In order to charge in a short time during high-speed charging, a secondary battery capable of withstanding charging at a high voltage is expected.
In addition, when graphene is used as a conductive material and the capacity is kept high by suppressing the capacity from decreasing even if the electrode layer is made thick, a secondary battery having greatly improved electrical characteristics can be realized by a synergistic effect. In particular, it is effective for a secondary battery for a vehicle that can realize a long travel distance, specifically, a distance of 500km or more per charge traveling without increasing the ratio of the weight of the secondary battery to the total weight of the vehicle.
In particular, the secondary battery according to the present embodiment can increase the operating voltage of the secondary battery by using the positive electrode active material 100 described in embodiments 1 and 2, and the like, and can increase the usable capacity as the charging voltage increases. Further, by using the positive electrode active material 100 described in embodiments 1,2, and the like as a positive electrode, a secondary battery for a vehicle having excellent cycle characteristics can be provided.
Next, an example in which a secondary battery as an embodiment of the present invention is mounted on a vehicle, typically a transportation vehicle, will be described.
In addition, when the secondary battery shown in any one of fig. 6D, 8C, and 12A is mounted in a vehicle, a new generation of clean energy vehicles such as a Hybrid Vehicle (HV), an Electric Vehicle (EV), or a plug-in hybrid vehicle (PHV) can be realized. In addition, the secondary battery may be mounted in agricultural machinery, electric bicycles including electric-assisted bicycles, motorcycles, electric wheelchairs, electric carting cars, ships, submarines, airplanes, rockets, satellites, space probes, planetary probes, or spacecraft.
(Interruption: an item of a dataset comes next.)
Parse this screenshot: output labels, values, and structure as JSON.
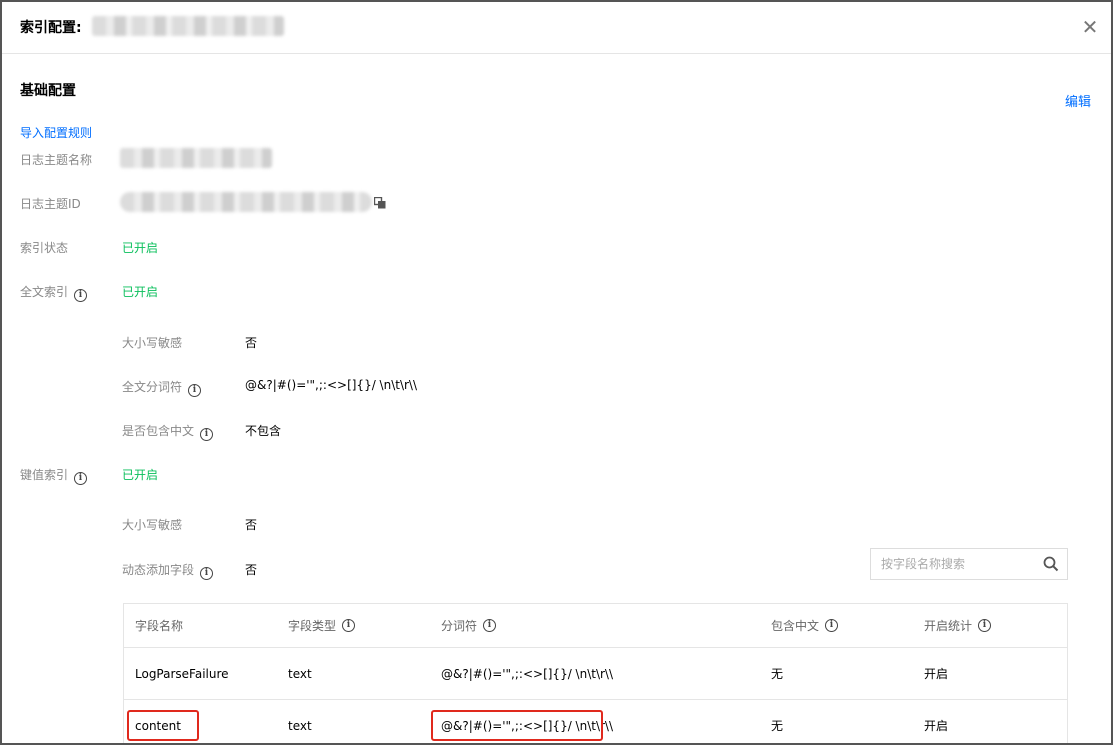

The secondary battery according to one embodiment of the present invention may be a high-capacity secondary battery. Therefore, the secondary battery according to one embodiment of the present invention is suitable for downsizing and weight saving, and can be suitably used for transportation vehicles.
Fig. 13A to 13D show a transport vehicle using one embodiment of the present invention. The automobile 2001 shown in fig. 13A is an electric automobile using an electric motor as a power source for traveling. Or the vehicle 2001 is a hybrid vehicle that can be used as a power source for traveling by appropriately selecting an electric engine and an engine. When the secondary battery is mounted in a vehicle, the example of the secondary battery shown in embodiment 4 may be provided in one or more portions. The automobile 2001 shown in fig. 13A includes a battery pack 2200 including a secondary battery module connecting a plurality of secondary batteries. In addition, it is preferable to further include a charge control device electrically connected to the secondary battery module.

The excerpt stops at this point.